Montag, 11. Januar 2010

Bericht & Materialien

Im Schneegestöber, am Samstag dem 9. 1. 2010, hielten wir es nur eine Stunde aus. Unsere Gesprächspartner hatten es noch eiliger, zum warmen Ofen zurückzukehren. Einige Gespräche gab es immerhin, wenn auch zum Teil bizarre. Eine alte Frau wünschte sich, "dass der Hitler wiederkäme", um uns Vollbeschäftigung und Sicherheit zu bringen. Ob sie denn auch Krieg, Massenmord und Rassismus wolle? Nein, ohne das, aber mit Hitler. Sie meint also gar nicht den wirklichen Hitler. Einer von uns hielt das Gespräch mit dieser Frau für sinnlos, mir aber scheint es richtig, mit jedem zu reden und dieses Urteil erst nach dem Gespräch zu fällen. Da sie noch am Leben ist, kann sie ihre Meinung ändern und statt einer rechtsextremen Partei etwa eine wählen, die die Würde aller Menschen ernst nimmt und dazu ein Grundeinkommen für geeignet ansieht. Nur, dass es diese Partei nicht gibt.

Ansonsten auch wieder positive oder wenigstens neugierige Reaktionen.

Aber, wie gesagt, insgesamt mehr ein Schneetag als ein Schwatztag. Eilig an uns vorbeihuschend sagte eine junge Frau "Ich studiere BWL. Mich kriegt ihr mit sowas nicht." Kriegen? Mit sowas? Wollten wir etwa sozialistische Waschmaschinen loswerden? Ohne Schnee hätten wir noch etwas einwenden können, aber sie war im Nu in weißlichen Wirbeln verschwunden.

Morgen, am Dienstag den 11. Januar, um 20 Uhr, sitzen einige von uns im Cafe Kotti (vom Kottbusser Tor Richtung Adalbertstraße blickend, sieht man das Cafe links im ersten Stock des 'Zentrum Kreuzberg' genannten Betonriegels, der der die Adalbertsraße überspannt.) Wenn also etwa eine oder einer von denen, mit denen wir gesprochen haben, über das Grundeinkommen und anderes reden möchte: Das wäre eine Gelegenheit.


Im Anhang die Flugblätter, die wir verteilen:

------------------------------------ Das lange Flugblatt:

GRUNDEINKOMMEN FÜR ALLE

Wer nicht arbeitet, soll auch nicht essen?
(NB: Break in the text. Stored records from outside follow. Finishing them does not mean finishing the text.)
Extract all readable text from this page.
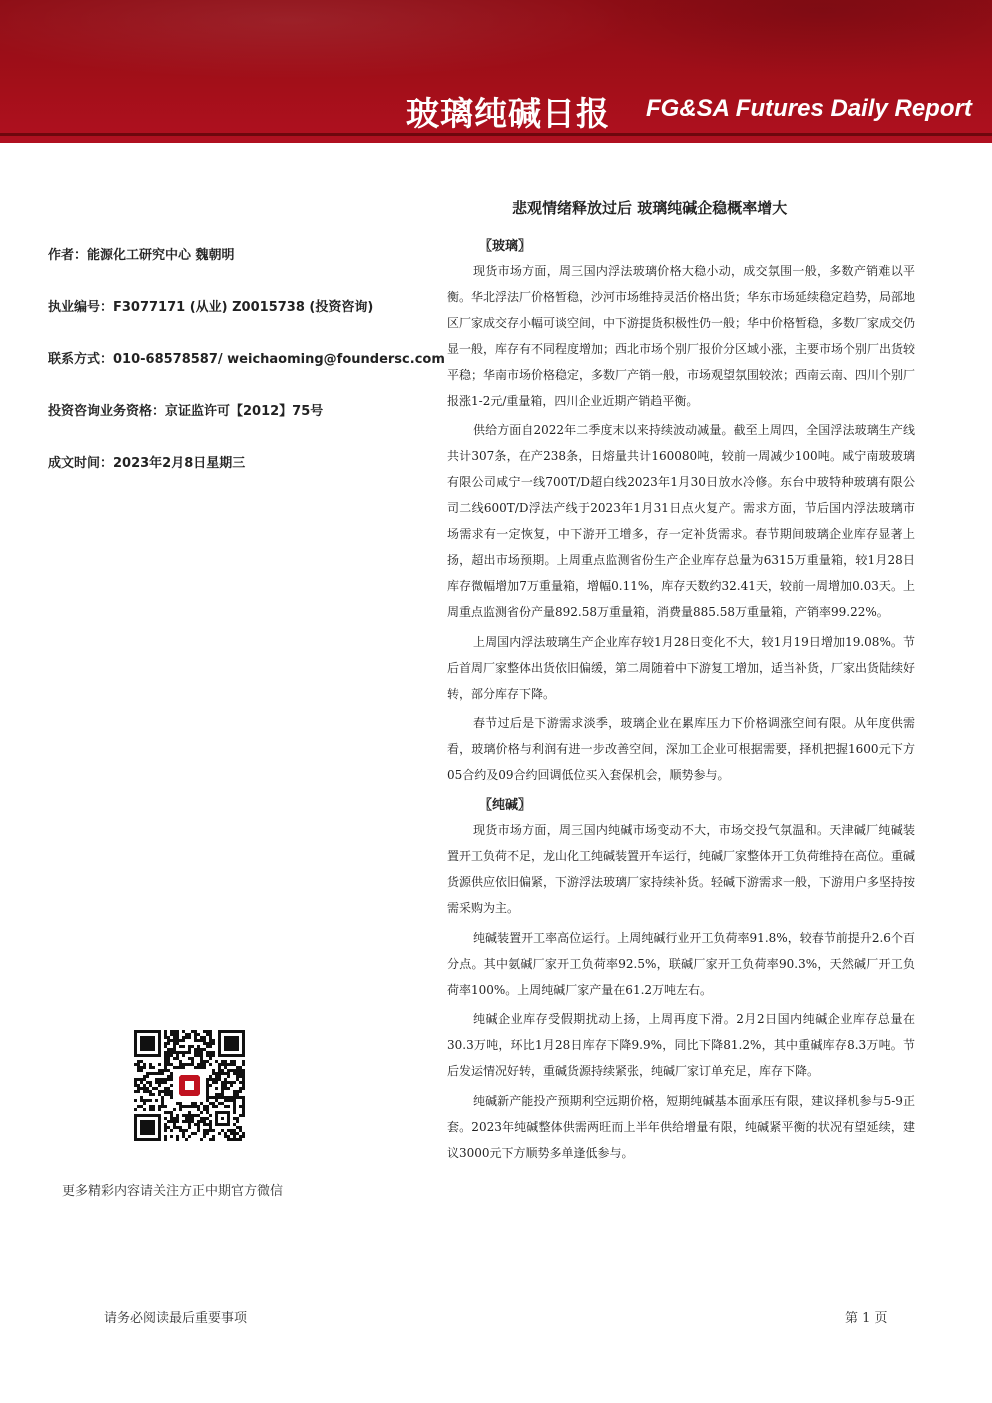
玻璃纯碱日报 FG&SA Futures Daily Report
悲观情绪释放过后 玻璃纯碱企稳概率增大
作者：能源化工研究中心 魏朝明
执业编号：F3077171 (从业) Z0015738 (投资咨询)
联系方式：010-68578587/ weichaoming@foundersc.com
投资咨询业务资格：京证监许可【2012】75号
成文时间：2023年2月8日星期三
更多精彩内容请关注方正中期官方微信
〖玻璃〗

现货市场方面，周三国内浮法玻璃价格大稳小动，成交氛围一般，多数产销难以平衡。华北浮法厂价格暂稳，沙河市场维持灵活价格出货；华东市场延续稳定趋势，局部地区厂家成交存小幅可谈空间，中下游提货积极性仍一般；华中价格暂稳，多数厂家成交仍显一般，库存有不同程度增加；西北市场个别厂报价分区域小涨，主要市场个别厂出货较平稳；华南市场价格稳定，多数厂产销一般，市场观望氛围较浓；西南云南、四川个别厂报涨1-2元/重量箱，四川企业近期产销趋平衡。

供给方面自2022年二季度末以来持续波动减量。截至上周四，全国浮法玻璃生产线共计307条，在产238条，日熔量共计160080吨，较前一周减少100吨。咸宁南玻玻璃有限公司咸宁一线700T/D超白线2023年1月30日放水冷修。东台中玻特种玻璃有限公司二线600T/D浮法产线于2023年1月31日点火复产。需求方面，节后国内浮法玻璃市场需求有一定恢复，中下游开工增多，存一定补货需求。春节期间玻璃企业库存显著上扬，超出市场预期。上周重点监测省份生产企业库存总量为6315万重量箱，较1月28日库存微幅增加7万重量箱，增幅0.11%，库存天数约32.41天，较前一周增加0.03天。上周重点监测省份产量892.58万重量箱，消费量885.58万重量箱，产销率99.22%。

上周国内浮法玻璃生产企业库存较1月28日变化不大，较1月19日增加19.08%。节后首周厂家整体出货依旧偏缓，第二周随着中下游复工增加，适当补货，厂家出货陆续好转，部分库存下降。

春节过后是下游需求淡季，玻璃企业在累库压力下价格调涨空间有限。从年度供需看，玻璃价格与利润有进一步改善空间，深加工企业可根据需要，择机把握1600元下方05合约及09合约回调低位买入套保机会，顺势参与。

〖纯碱〗

现货市场方面，周三国内纯碱市场变动不大，市场交投气氛温和。天津碱厂纯碱装置开工负荷不足，龙山化工纯碱装置开车运行，纯碱厂家整体开工负荷维持在高位。重碱货源供应依旧偏紧，下游浮法玻璃厂家持续补货。轻碱下游需求一般，下游用户多坚持按需采购为主。

纯碱装置开工率高位运行。上周纯碱行业开工负荷率91.8%，较春节前提升2.6个百分点。其中氨碱厂家开工负荷率92.5%，联碱厂家开工负荷率90.3%，天然碱厂开工负荷率100%。上周纯碱厂家产量在61.2万吨左右。

纯碱企业库存受假期扰动上扬，上周再度下滑。2月2日国内纯碱企业库存总量在30.3万吨，环比1月28日库存下降9.9%，同比下降81.2%，其中重碱库存8.3万吨。节后发运情况好转，重碱货源持续紧张，纯碱厂家订单充足，库存下降。

纯碱新产能投产预期利空远期价格，短期纯碱基本面承压有限，建议择机参与5-9正套。2023年纯碱整体供需两旺而上半年供给增量有限，纯碱紧平衡的状况有望延续，建议3000元下方顺势多单逢低参与。

请务必阅读最后重要事项	第 1 页
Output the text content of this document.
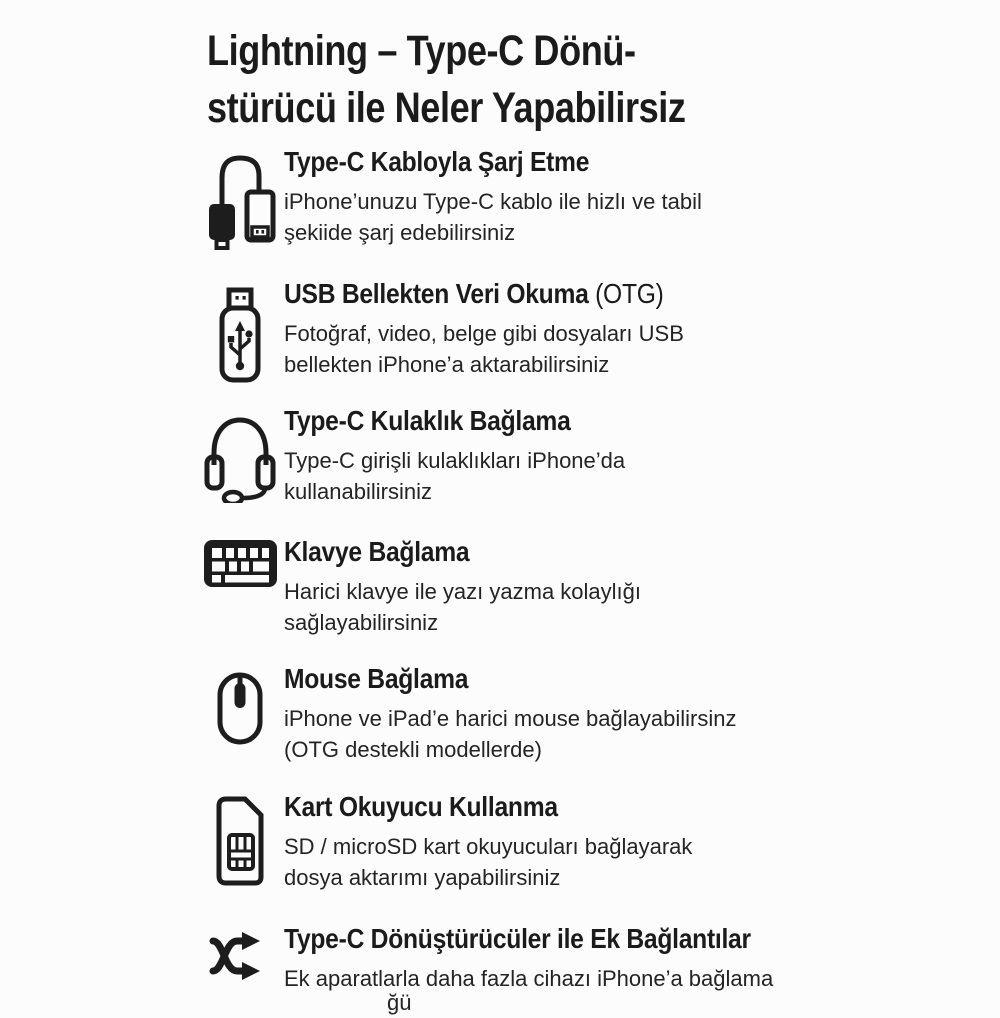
Lightning – Type-C Dönü-
stürücü ile Neler Yapabilirsiz
Type-C Kabloyla Şarj Etme

iPhone’unuzu Type-C kablo ile hizlı ve tabil

şekiide şarj edebilirsiniz

USB Bellekten Veri Okuma (OTG)

Fotoğraf, video, belge gibi dosyaları USB

bellekten iPhone’a aktarabilirsiniz

Type-C Kulaklık Bağlama

Type-C girişli kulaklıkları iPhone’da

kullanabilirsiniz

Klavye Bağlama

Harici klavye ile yazı yazma kolaylığı

sağlayabilirsiniz

Mouse Bağlama

iPhone ve iPad’e harici mouse bağlayabilirsinz

(OTG destekli modellerde)

Kart Okuyucu Kullanma

SD / microSD kart okuyucuları bağlayarak

dosya aktarımı yapabilirsiniz

Type-C Dönüştürücüler ile Ek Bağlantılar

Ek aparatlarla daha fazla cihazı iPhone’a bağlama

ğü
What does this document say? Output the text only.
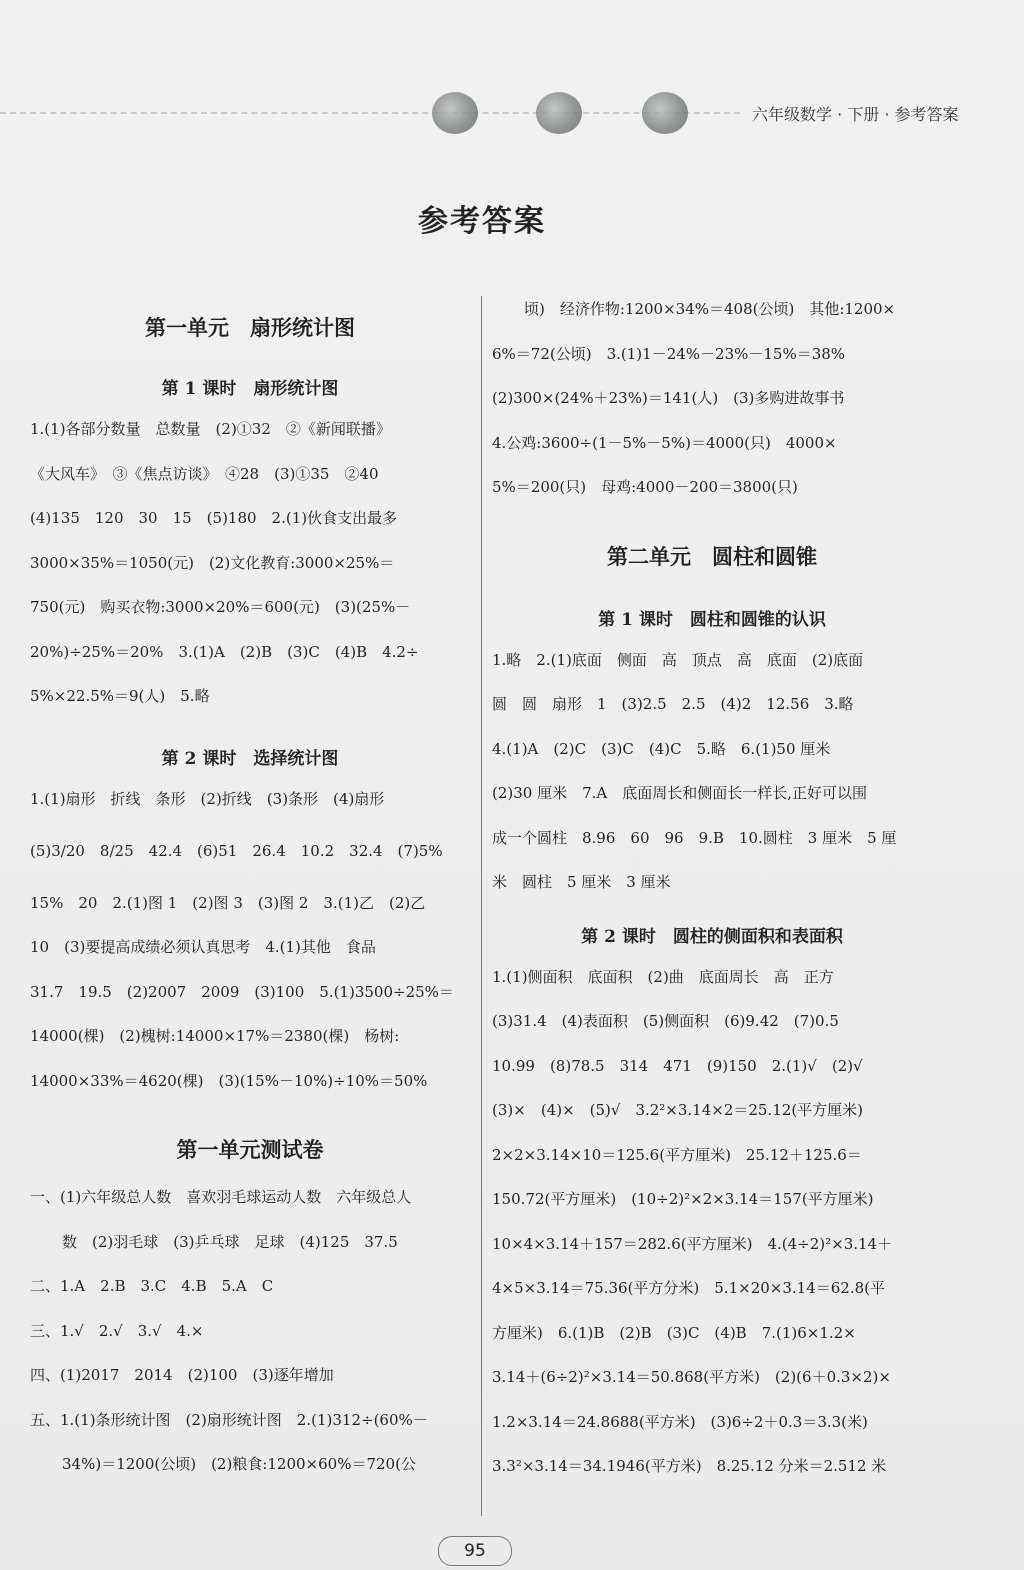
六年级数学 · 下册 · 参考答案
参考答案
第一单元　扇形统计图
第 1 课时　扇形统计图
1.(1)各部分数量　总数量　(2)①32　②《新闻联播》
《大风车》　③《焦点访谈》　④28　(3)①35　②40
(4)135　120　30　15　(5)180　2.(1)伙食支出最多
3000×35%＝1050(元)　(2)文化教育:3000×25%＝
750(元)　购买衣物:3000×20%＝600(元)　(3)(25%－
20%)÷25%＝20%　3.(1)A　(2)B　(3)C　(4)B　4.2÷
5%×22.5%＝9(人)　5.略
第 2 课时　选择统计图
1.(1)扇形　折线　条形　(2)折线　(3)条形　(4)扇形
(5)3/20　8/25　42.4　(6)51　26.4　10.2　32.4　(7)5%
15%　20　2.(1)图 1　(2)图 3　(3)图 2　3.(1)乙　(2)乙
10　(3)要提高成绩必须认真思考　4.(1)其他　食品
31.7　19.5　(2)2007　2009　(3)100　5.(1)3500÷25%＝
14000(棵)　(2)槐树:14000×17%＝2380(棵)　杨树:
14000×33%＝4620(棵)　(3)(15%－10%)÷10%＝50%
第一单元测试卷
一、(1)六年级总人数　喜欢羽毛球运动人数　六年级总人
数　(2)羽毛球　(3)乒乓球　足球　(4)125　37.5
二、1.A　2.B　3.C　4.B　5.A　C
三、1.√　2.√　3.√　4.×
四、(1)2017　2014　(2)100　(3)逐年增加
五、1.(1)条形统计图　(2)扇形统计图　2.(1)312÷(60%－
34%)＝1200(公顷)　(2)粮食:1200×60%＝720(公
顷)　经济作物:1200×34%＝408(公顷)　其他:1200×
6%＝72(公顷)　3.(1)1－24%－23%－15%＝38%
(2)300×(24%＋23%)＝141(人)　(3)多购进故事书
4.公鸡:3600÷(1－5%－5%)＝4000(只)　4000×
5%＝200(只)　母鸡:4000－200＝3800(只)
第二单元　圆柱和圆锥
第 1 课时　圆柱和圆锥的认识
1.略　2.(1)底面　侧面　高　顶点　高　底面　(2)底面
圆　圆　扇形　1　(3)2.5　2.5　(4)2　12.56　3.略
4.(1)A　(2)C　(3)C　(4)C　5.略　6.(1)50 厘米
(2)30 厘米　7.A　底面周长和侧面长一样长,正好可以围
成一个圆柱　8.96　60　96　9.B　10.圆柱　3 厘米　5 厘
米　圆柱　5 厘米　3 厘米
第 2 课时　圆柱的侧面积和表面积
1.(1)侧面积　底面积　(2)曲　底面周长　高　正方
(3)31.4　(4)表面积　(5)侧面积　(6)9.42　(7)0.5
10.99　(8)78.5　314　471　(9)150　2.(1)√　(2)√
(3)×　(4)×　(5)√　3.2²×3.14×2＝25.12(平方厘米)
2×2×3.14×10＝125.6(平方厘米)　25.12＋125.6＝
150.72(平方厘米)　(10÷2)²×2×3.14＝157(平方厘米)
10×4×3.14＋157＝282.6(平方厘米)　4.(4÷2)²×3.14＋
4×5×3.14＝75.36(平方分米)　5.1×20×3.14＝62.8(平
方厘米)　6.(1)B　(2)B　(3)C　(4)B　7.(1)6×1.2×
3.14＋(6÷2)²×3.14＝50.868(平方米)　(2)(6＋0.3×2)×
1.2×3.14＝24.8688(平方米)　(3)6÷2＋0.3＝3.3(米)
3.3²×3.14＝34.1946(平方米)　8.25.12 分米＝2.512 米
95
Die Arbeitsproduktivität in Landwirtschaft und Industrie ist im vergangenen Jahrhundert enorm gestiegen und steigt noch immer. Nur ein Bruchteil der menschlichen Arbeitszeit versorgt bereits alle Menschen mit Gütern. Die moralische Verpflichtung, durch die eigene Arbeit einen Beitrag zur Güterproduktion zu leisten, hatte in Zeiten des Mangels einen Sinn. Jetzt aber haben die Maschinen diesen Mangel in vielen Bereichen überwunden. Ein Landwirt in einem Industrieland vesorgt Hunderte von Menschen mit Nahrungsmitteln. Immer mehr Menschen arbeiten in Dienstleistungsberufen, die nicht so leicht einer Rationalisierung zum Opfer fallen. Aber es gibt auch nicht genügend viele bezahlte Dienstleistungen. Vollbeschäftigung ist in Industriegesellschaften die Ausnahme, nicht die Regel. Wenn Politiker Vollbeschäftigung in Aussicht stellen, so meinen sie, wenn sie überhaupt etwas damit meinen, jedenfalls keine reguläre, anständig bezahlte Arbeit.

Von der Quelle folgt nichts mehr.